Entah berapa lama aku dalam posisi demikian, dan aku mengakhirinya dengan mengangkat wajahku, saat terdengar orang berkata-kata di kejauhan. Meskipun, aku ragu untuk memastikan pikiranku yang di penuhi pertanyaan, mengapa orang yang sedang berbicara itu, seolah berbicara sendiri dan berteriak-teriak di malam gelap. Di hadapanku, aku tak melihat apapun selain bayang-bayang malam yang kian rapat oleh kegelapan. Tetapi, mendadak mulutku terasa kering, dan jantungku berdebar kencang, ketika terlihat sebuah cahaya bergerak perlahan ke arah pondok, ke tempatku.

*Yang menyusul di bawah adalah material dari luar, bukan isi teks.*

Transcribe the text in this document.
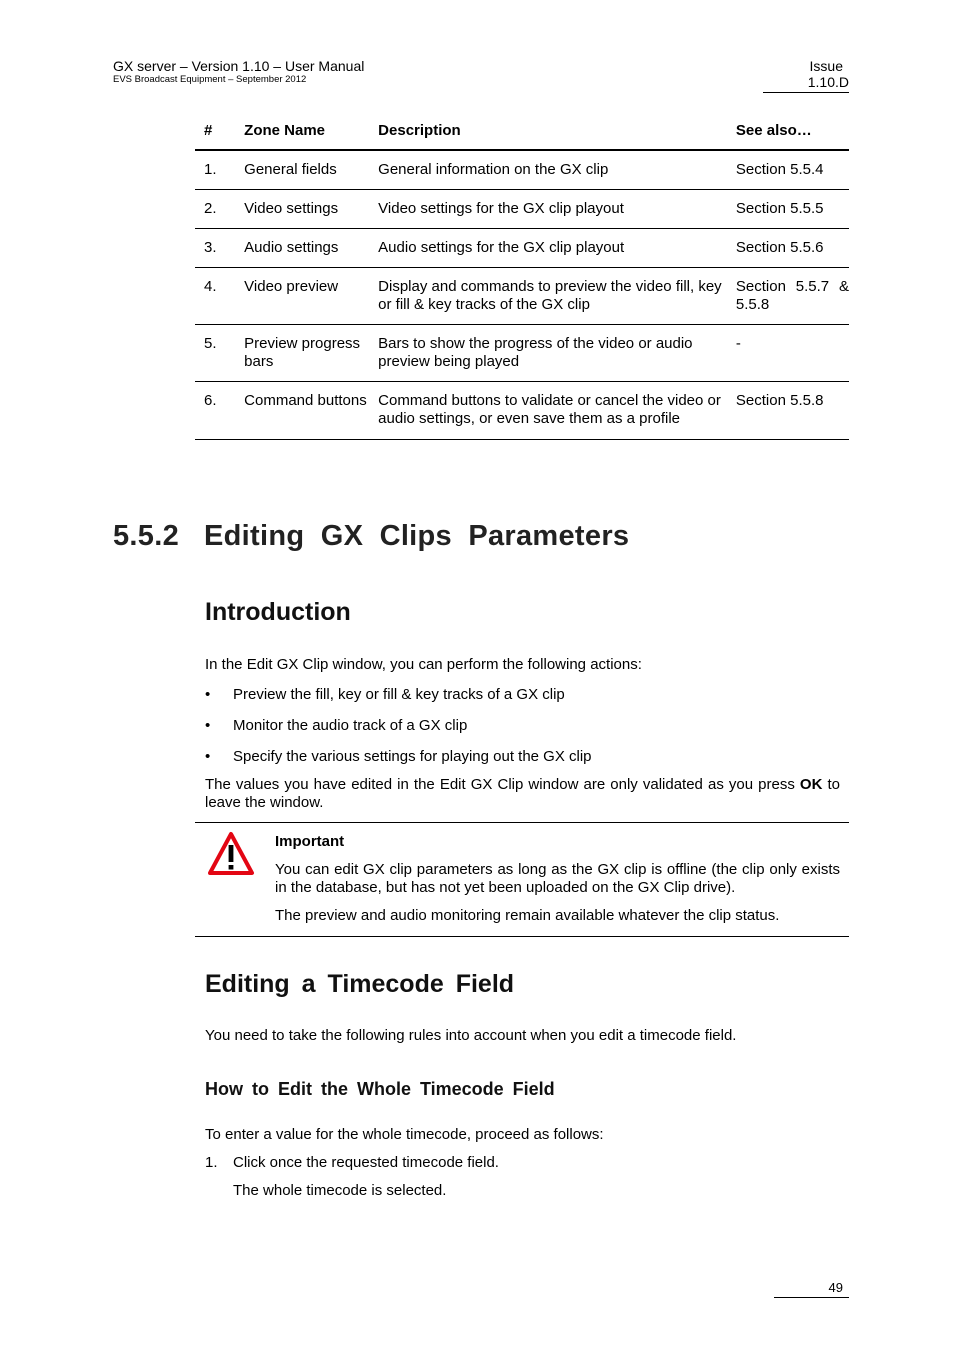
GX server – Version 1.10 – User Manual
EVS Broadcast Equipment – September 2012
Issue
1.10.D
#	Zone Name	Description	See also…
1.	General fields	General information on the GX clip	Section 5.5.4
2.	Video settings	Video settings for the GX clip playout	Section 5.5.5
3.	Audio settings	Audio settings for the GX clip playout	Section 5.5.6
4.	Video preview	Display and commands to preview the video fill, key or fill & key tracks of the GX clip	Section 5.5.7 & 5.5.8
5.	Preview progress bars	Bars to show the progress of the video or audio preview being played	-
6.	Command buttons	Command buttons to validate or cancel the video or audio settings, or even save them as a profile	Section 5.5.8
5.5.2 Editing GX Clips Parameters
Introduction
In the Edit GX Clip window, you can perform the following actions:
• Preview the fill, key or fill & key tracks of a GX clip
• Monitor the audio track of a GX clip
• Specify the various settings for playing out the GX clip
The values you have edited in the Edit GX Clip window are only validated as you press OK to leave the window.
Important
You can edit GX clip parameters as long as the GX clip is offline (the clip only exists in the database, but has not yet been uploaded on the GX Clip drive).
The preview and audio monitoring remain available whatever the clip status.
Editing a Timecode Field
You need to take the following rules into account when you edit a timecode field.
How to Edit the Whole Timecode Field
To enter a value for the whole timecode, proceed as follows:
1. Click once the requested timecode field.
The whole timecode is selected.
49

Aku mulai ketakutan.
Semua terjadi dalam sekejab, dan aku merasa kengerian yang kurasakan mulai menyurut, tatkala aku semakin dapat memastikan bahwa suara pembicaraan orang itu semakin jelas. Dan dalam jarak yang tak jauh, aku mendengar intonasi setiap kata yang di ucapkan kian teratur, dan kian kukenali. Perlahan-lahan aku berdiri, ketika baying-bayang wajah seseorang di balik cahaya api itu semakin jelas. Dia, lelaki berambut panjang itu, memegang obor – api yang di sulut di bamboo – sambil berjalan dan membaca sebuah puisi.
Setelah ku tempuh perjalanan yang tak kukenal rimbanya
Air mata berbulu api, memang benar sedang menjadi hujan
Ada yang ingin kutahu
Bagaimanakah pohon istighfarku?
Sudah lama tak pernah kujaga
Rumbai-rumbai kesombongan sempoyongan di muka angin
Yang berkacak pinggang
Membuaku menunggu daun-daun yang jatuh
Bayarangkali di sana ada takdir
Yang ingin berucap salam
Apa kabar kekasih…
“Itu puisiku!” pekikku.
“Selamat hari ulang tahun, Lintang!” teriak lelaki berambut panjang itu, sangat dramatis. Tepat di depanku, ia merentangkan kedua tangannya. Seolah menungguku datang mendekatinya.
Aku tak dapat melukis secara pasti, apa yang ada didalam benakku. Tetapi menyaksikan senyumnya yang mengembang, di wajahnya yang memerah, aku merasakan, tubuhku seperti molusha – makhluk laut yang sangat rentan dan membutuhkan kerang tebal agar dapat berlindung dan tetap bertahan hidup. Dan di depanku, dialah kerang tebal itu. Aku pun berlari ke arahnya, dan menangis di dalam dadanya.
“Kenapa menangis?” tanyanya lembut.
Aku menggeleng, karena tak dapat menerjemahkan keharuan atas kejutan yang di lakukannya untukku pada hari ini.
“Kau tahu, aku telah lama mencari Pulau Gilli ini, sebagai hadiah ulang tahunmu” ucapnya, sambil mendongakkan wajahku.
“Hadiah?” tanyaku tak mengerti.
Lelaki berambut panjang itu mengangguk.
“Maksudmu?”
“Suatu saat nanti, kau akan tahu, Lintang”
Dan angin berhembus lembut di sekitar kami. Meskipun malam benar-benar berlalu, aku belum juga mengerti, mengapa ia menghadiahkan pulau ini untukku.